Thinkful-Ed / machine-learning-regression-problems

Objective: Students can formulate a research question, conduct preliminary data analysis, and prepare data, and select features, build, evaluate, optimize a model using regression
10 stars 22 forks source link

Add brief explanation of `.get_dummies` to second checkpoint #8

Closed benjaminEwhite closed 6 years ago

benjaminEwhite commented 6 years ago

It should come in earlier material, but not sure it does.

https://github.com/Thinkful-Ed/machine-learning-regression-problems/blob/master/notebooks/2.simple_linear_regression_models.ipynb

YunusBulut commented 6 years ago

I added the blow part as an explanation to the get_dummies.

"Notice that the categorical variables are strings and we need to convert them to numerical values. This can be viewed as part of a feature enginnering process. One of the most convenient ways of converting categorical variables into numerical ones is called one hot encoding. In one hot encoding, we create a sperate binary variable which takes 0 or 1 for all of the unique values of the categorical variable. Pandas' get_dummies() function does this job for us.

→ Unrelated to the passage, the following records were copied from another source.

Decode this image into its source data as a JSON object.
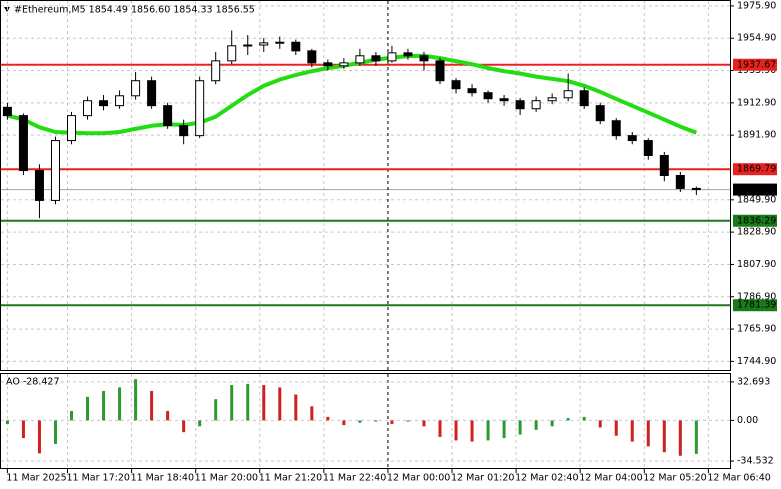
{
  "chart_data": {
    "type": "candlestick",
    "title": "#Ethereum,M5  1854.49 1856.60 1854.33 1856.55",
    "ylim": [
      1739.3,
      1979.1
    ],
    "yticks": [
      {
        "value": 1975.9,
        "label": "1975.90"
      },
      {
        "value": 1954.9,
        "label": "1954.90"
      },
      {
        "value": 1933.9,
        "label": "1933.90"
      },
      {
        "value": 1912.9,
        "label": "1912.90"
      },
      {
        "value": 1891.9,
        "label": "1891.90"
      },
      {
        "value": 1849.9,
        "label": "1849.90"
      },
      {
        "value": 1828.9,
        "label": "1828.90"
      },
      {
        "value": 1807.9,
        "label": "1807.90"
      },
      {
        "value": 1786.9,
        "label": "1786.90"
      },
      {
        "value": 1765.9,
        "label": "1765.90"
      },
      {
        "value": 1744.9,
        "label": "1744.90"
      }
    ],
    "xlim": [
      -0.4,
      45.1
    ],
    "xticks": [
      {
        "value": 0,
        "label": "11 Mar 2025"
      },
      {
        "value": 3.75,
        "label": "11 Mar 17:20"
      },
      {
        "value": 7.75,
        "label": "11 Mar 18:40"
      },
      {
        "value": 11.75,
        "label": "11 Mar 20:00"
      },
      {
        "value": 15.75,
        "label": "11 Mar 21:20"
      },
      {
        "value": 19.75,
        "label": "11 Mar 22:40"
      },
      {
        "value": 23.75,
        "label": "12 Mar 00:00"
      },
      {
        "value": 27.75,
        "label": "12 Mar 01:20"
      },
      {
        "value": 31.75,
        "label": "12 Mar 02:40"
      },
      {
        "value": 35.75,
        "label": "12 Mar 04:00"
      },
      {
        "value": 39.75,
        "label": "12 Mar 05:20"
      },
      {
        "value": 43.75,
        "label": "12 Mar 06:40"
      }
    ],
    "separator_tick": 6,
    "grid": true,
    "up_color": "#ffffff",
    "down_color": "#000000",
    "ohlc": [
      [
        1910,
        1913,
        1902,
        1904.6
      ],
      [
        1904.6,
        1906,
        1866,
        1868.9
      ],
      [
        1868.9,
        1873,
        1838,
        1849.5
      ],
      [
        1849.5,
        1891,
        1847,
        1888.4
      ],
      [
        1888.4,
        1907,
        1886,
        1904.6
      ],
      [
        1904.6,
        1917,
        1902,
        1914.3
      ],
      [
        1914.3,
        1918,
        1908,
        1911.1
      ],
      [
        1911.1,
        1921,
        1909,
        1917.5
      ],
      [
        1917.5,
        1933,
        1915,
        1927.3
      ],
      [
        1927.3,
        1930,
        1909,
        1911.1
      ],
      [
        1911.1,
        1913,
        1896,
        1898.1
      ],
      [
        1898.1,
        1902,
        1886,
        1891.6
      ],
      [
        1891.6,
        1930,
        1890,
        1927.3
      ],
      [
        1927.3,
        1946,
        1925,
        1940.2
      ],
      [
        1940.2,
        1960,
        1938,
        1950.0
      ],
      [
        1950.0,
        1957,
        1944,
        1950.5
      ],
      [
        1950.5,
        1955,
        1946,
        1951.9
      ],
      [
        1951.9,
        1956,
        1948,
        1952.3
      ],
      [
        1952.3,
        1954,
        1944,
        1946.7
      ],
      [
        1946.7,
        1948,
        1936,
        1938.9
      ],
      [
        1938.9,
        1941,
        1934,
        1937.0
      ],
      [
        1937.0,
        1942,
        1935,
        1938.9
      ],
      [
        1938.9,
        1948,
        1937,
        1943.5
      ],
      [
        1943.5,
        1946,
        1937,
        1940.2
      ],
      [
        1940.2,
        1950,
        1939,
        1945.4
      ],
      [
        1945.4,
        1948,
        1941,
        1943.5
      ],
      [
        1943.5,
        1946,
        1934,
        1940.2
      ],
      [
        1940.2,
        1942,
        1925,
        1927.3
      ],
      [
        1927.3,
        1929,
        1919,
        1922.1
      ],
      [
        1922.1,
        1925,
        1917,
        1919.5
      ],
      [
        1919.5,
        1921,
        1913,
        1915.6
      ],
      [
        1915.6,
        1918,
        1911,
        1914.3
      ],
      [
        1914.3,
        1916,
        1905,
        1909.1
      ],
      [
        1909.1,
        1917,
        1907,
        1914.3
      ],
      [
        1914.3,
        1919,
        1912,
        1916.2
      ],
      [
        1916.2,
        1932,
        1914,
        1920.8
      ],
      [
        1920.8,
        1923,
        1909,
        1911.1
      ],
      [
        1911.1,
        1913,
        1899,
        1901.3
      ],
      [
        1901.3,
        1903,
        1889,
        1891.6
      ],
      [
        1891.6,
        1894,
        1886,
        1888.4
      ],
      [
        1888.4,
        1890,
        1876,
        1878.7
      ],
      [
        1878.7,
        1881,
        1862,
        1865.7
      ],
      [
        1865.7,
        1868,
        1855,
        1857.3
      ],
      [
        1857.3,
        1858.5,
        1853,
        1856.55
      ]
    ],
    "moving_average": {
      "color": "#22dd11",
      "values": [
        1904.6,
        1902,
        1897,
        1894,
        1893.5,
        1893.2,
        1893.2,
        1894,
        1896,
        1898,
        1899,
        1898.5,
        1900,
        1904,
        1911,
        1918,
        1924,
        1928,
        1931,
        1933.5,
        1935.5,
        1937,
        1939,
        1941,
        1942.3,
        1943.3,
        1943.5,
        1942,
        1940,
        1938,
        1935.5,
        1933.5,
        1932,
        1930,
        1928.5,
        1927,
        1924,
        1920,
        1915.5,
        1911,
        1906.5,
        1902,
        1897.5,
        1893.5
      ]
    },
    "levels": [
      {
        "value": 1937.67,
        "color": "#e8231f"
      },
      {
        "value": 1869.79,
        "color": "#e8231f"
      },
      {
        "value": 1836.29,
        "color": "#1a7a1a"
      },
      {
        "value": 1781.39,
        "color": "#1a7a1a"
      }
    ],
    "current_price": {
      "value": 1856.55,
      "color": "#000000"
    },
    "oscillator": {
      "title": "AO -28.427",
      "ylim": [
        -40.4,
        39.4
      ],
      "yticks": [
        32.693,
        {
          "value": 0,
          "label": "0.00"
        },
        -34.532
      ],
      "up_color": "#2e9a2e",
      "down_color": "#d02020",
      "values": [
        -3,
        -15,
        -28,
        -20,
        8,
        20,
        25,
        28,
        35,
        25,
        8,
        -10,
        -5,
        18,
        30,
        31,
        30,
        28,
        22,
        12,
        3,
        -4,
        -2,
        -1,
        -3,
        -1,
        -5,
        -14,
        -17,
        -18,
        -17,
        -15,
        -12,
        -8,
        -5,
        2,
        3,
        -6,
        -13,
        -18,
        -22,
        -27,
        -30,
        -28.427
      ]
    }
  }
}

Below, we call the get_dummies() function for the sex and smoker categorical variables in our dataset. Since both sex and smoker variables include two values, the get_dummies() function will create two dummy (indicator) variables for us. Since one of them is enough for us to indicate whether the person is male or not and is a smoker or not, we keep only one of the newly created dummies bot for sex and smoker in our data frame. We do this by feeding the parameter drop_first which is set to True into the get_dummies() function."